Setiap kali shalat Zhuhur dan Ashar, bisa dikatakan aku tepat waktu mengerjakannya, namun begitu jam pulang kerja sering bertepatan dengan masuknya waktu shalat Magrib. Apalagi akhir-akhir ini waktu shalat Magrib lebih maju jadi untuk shalat tepat waktu agak sulit, karena jarak yang ditempuh untuk ke masjid lumayan jauh.

Sebenarnya di sekitar situ ada mushola, tapi kondisinya sangat memprihatinkan, antara ikhwan dan akhwat hanya ada hijab seadanya.
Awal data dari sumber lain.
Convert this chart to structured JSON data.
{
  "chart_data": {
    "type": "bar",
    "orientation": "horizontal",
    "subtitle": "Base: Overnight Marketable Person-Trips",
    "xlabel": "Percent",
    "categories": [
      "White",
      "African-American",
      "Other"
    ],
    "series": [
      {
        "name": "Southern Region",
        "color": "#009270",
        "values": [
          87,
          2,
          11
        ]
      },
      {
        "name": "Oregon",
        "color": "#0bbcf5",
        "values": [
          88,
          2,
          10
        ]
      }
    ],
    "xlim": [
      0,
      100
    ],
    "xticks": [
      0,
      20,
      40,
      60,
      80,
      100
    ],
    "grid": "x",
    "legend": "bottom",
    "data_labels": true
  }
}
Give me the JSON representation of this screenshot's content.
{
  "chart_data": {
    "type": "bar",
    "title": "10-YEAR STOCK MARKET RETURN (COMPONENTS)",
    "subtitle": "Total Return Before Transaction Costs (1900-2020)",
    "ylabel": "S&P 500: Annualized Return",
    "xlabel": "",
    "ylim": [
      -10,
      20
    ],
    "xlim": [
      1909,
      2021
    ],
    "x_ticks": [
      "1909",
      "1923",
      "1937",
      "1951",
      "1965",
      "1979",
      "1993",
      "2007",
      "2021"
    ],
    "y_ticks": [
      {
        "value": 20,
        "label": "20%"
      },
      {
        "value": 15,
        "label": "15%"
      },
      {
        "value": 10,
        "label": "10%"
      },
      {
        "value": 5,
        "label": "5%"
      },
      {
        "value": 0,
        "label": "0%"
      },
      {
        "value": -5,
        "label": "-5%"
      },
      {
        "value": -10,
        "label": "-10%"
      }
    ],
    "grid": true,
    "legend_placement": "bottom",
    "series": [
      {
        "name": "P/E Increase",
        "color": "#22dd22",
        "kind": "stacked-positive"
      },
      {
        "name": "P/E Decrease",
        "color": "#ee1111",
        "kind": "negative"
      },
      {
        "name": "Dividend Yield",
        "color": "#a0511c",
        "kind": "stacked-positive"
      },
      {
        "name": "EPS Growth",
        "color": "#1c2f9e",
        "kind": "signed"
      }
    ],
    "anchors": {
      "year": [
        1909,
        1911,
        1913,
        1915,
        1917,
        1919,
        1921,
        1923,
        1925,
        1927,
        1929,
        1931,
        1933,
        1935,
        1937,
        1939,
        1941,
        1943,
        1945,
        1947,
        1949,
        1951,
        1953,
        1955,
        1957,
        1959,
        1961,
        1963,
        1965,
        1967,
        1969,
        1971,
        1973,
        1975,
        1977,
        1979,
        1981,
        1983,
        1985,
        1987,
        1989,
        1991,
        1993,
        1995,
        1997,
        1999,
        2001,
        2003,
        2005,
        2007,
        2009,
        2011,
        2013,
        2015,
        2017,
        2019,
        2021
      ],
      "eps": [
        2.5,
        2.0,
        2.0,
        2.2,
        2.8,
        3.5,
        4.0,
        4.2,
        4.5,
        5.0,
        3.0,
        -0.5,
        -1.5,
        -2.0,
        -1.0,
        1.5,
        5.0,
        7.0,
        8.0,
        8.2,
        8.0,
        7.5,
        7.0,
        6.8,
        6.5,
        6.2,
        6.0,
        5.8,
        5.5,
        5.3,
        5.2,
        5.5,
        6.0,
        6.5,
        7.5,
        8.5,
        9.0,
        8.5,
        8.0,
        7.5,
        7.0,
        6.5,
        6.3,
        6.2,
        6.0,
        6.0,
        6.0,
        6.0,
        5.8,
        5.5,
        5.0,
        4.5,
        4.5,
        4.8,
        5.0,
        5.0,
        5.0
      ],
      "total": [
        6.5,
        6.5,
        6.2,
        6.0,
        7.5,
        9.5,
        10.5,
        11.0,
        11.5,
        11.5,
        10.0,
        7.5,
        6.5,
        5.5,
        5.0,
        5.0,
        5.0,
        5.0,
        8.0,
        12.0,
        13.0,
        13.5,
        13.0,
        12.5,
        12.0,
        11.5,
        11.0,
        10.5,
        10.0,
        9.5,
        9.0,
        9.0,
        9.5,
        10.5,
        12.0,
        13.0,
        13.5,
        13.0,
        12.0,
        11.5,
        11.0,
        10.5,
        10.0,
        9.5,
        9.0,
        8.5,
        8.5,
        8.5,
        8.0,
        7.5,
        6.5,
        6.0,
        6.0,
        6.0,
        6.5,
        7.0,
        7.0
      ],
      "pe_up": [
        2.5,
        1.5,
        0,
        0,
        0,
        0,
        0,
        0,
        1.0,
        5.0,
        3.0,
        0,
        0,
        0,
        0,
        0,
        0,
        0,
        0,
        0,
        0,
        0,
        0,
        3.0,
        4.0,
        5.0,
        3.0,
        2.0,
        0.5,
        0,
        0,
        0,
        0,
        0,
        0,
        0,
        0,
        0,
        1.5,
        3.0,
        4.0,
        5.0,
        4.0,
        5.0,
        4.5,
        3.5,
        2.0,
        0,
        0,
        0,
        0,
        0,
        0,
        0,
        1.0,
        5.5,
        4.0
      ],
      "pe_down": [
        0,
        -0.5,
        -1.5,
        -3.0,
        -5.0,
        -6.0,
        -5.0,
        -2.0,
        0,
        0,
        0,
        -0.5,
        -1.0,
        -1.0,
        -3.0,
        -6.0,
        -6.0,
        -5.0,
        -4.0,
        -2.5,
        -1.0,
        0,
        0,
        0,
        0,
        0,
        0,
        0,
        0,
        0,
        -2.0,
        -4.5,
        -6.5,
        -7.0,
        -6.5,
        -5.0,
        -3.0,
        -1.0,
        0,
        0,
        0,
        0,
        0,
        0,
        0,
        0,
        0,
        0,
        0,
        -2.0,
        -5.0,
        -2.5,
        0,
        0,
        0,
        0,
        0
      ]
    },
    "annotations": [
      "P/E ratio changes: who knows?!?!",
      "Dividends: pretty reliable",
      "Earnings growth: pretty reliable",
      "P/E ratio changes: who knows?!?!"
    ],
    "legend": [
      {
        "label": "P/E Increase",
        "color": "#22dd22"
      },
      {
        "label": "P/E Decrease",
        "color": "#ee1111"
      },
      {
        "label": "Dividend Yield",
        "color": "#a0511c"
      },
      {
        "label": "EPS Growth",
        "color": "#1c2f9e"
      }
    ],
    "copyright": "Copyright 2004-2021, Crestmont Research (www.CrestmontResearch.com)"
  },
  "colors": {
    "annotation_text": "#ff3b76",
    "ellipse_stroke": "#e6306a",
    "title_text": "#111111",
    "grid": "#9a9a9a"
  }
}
Juga tempat wudhu yang campur baur, dan juga sangat kotor. Aku tidak bisa shalat di situ, itu yang kukatakan pada diriku.
Setiap memasuki waktu Magrib, sedang aku baru siap-siap untuk pulang, perasaan ini tidak enak sekali. Seakan-akan aku bisa merasakan malaikat maut yang sudah memegang nyawa di atas ubun-ubunku yang tinggal menunggu satu perintah saja dari Allah.

Cabut. Bagaimana jika nyawa ini tercabut sedangkan aku belum shalat Magrib?

Setelah keluar kantor, aku mempercepat langkah menuju masjid, mengingat waktu Magrib yang singkat membuat langkahku semakin cepat, tak sadar akupun setengah berlari dan akhirnya berlari. Aku baru tersadar ketika orang berkata “Jangan lari mbak ntar jatuh lo..”, dan sapaan-sapaan usil lainnya yang kurasa tidak pantas mendapat respon dariku. Aku tak peduli, aku terus berlari, hatiku tak henti-hentinya berkata, “Allah, mohon sisakan sedikit cahaya merah di ujung barat-Mu.” Mata inipun sesekali mengawasi cahaya merah itu, senja itu. Kalau beruntung aku mendapat rakaat penuh, tapi yang sering aku ketinggalan beberapa rakaat, kadang malah tidak kebagian jama’ah. “Ya Allah, ampuni hamba-Mu yang dhaif ini.” Hanya itulah yang ias aku panjatkan, memohon ampunan. Tragisnya kondisi seperti ini selalu berulang-ulang, 6 kali seminggu, dan 26 kali sebulan. Semoga ini hanya menimpaku.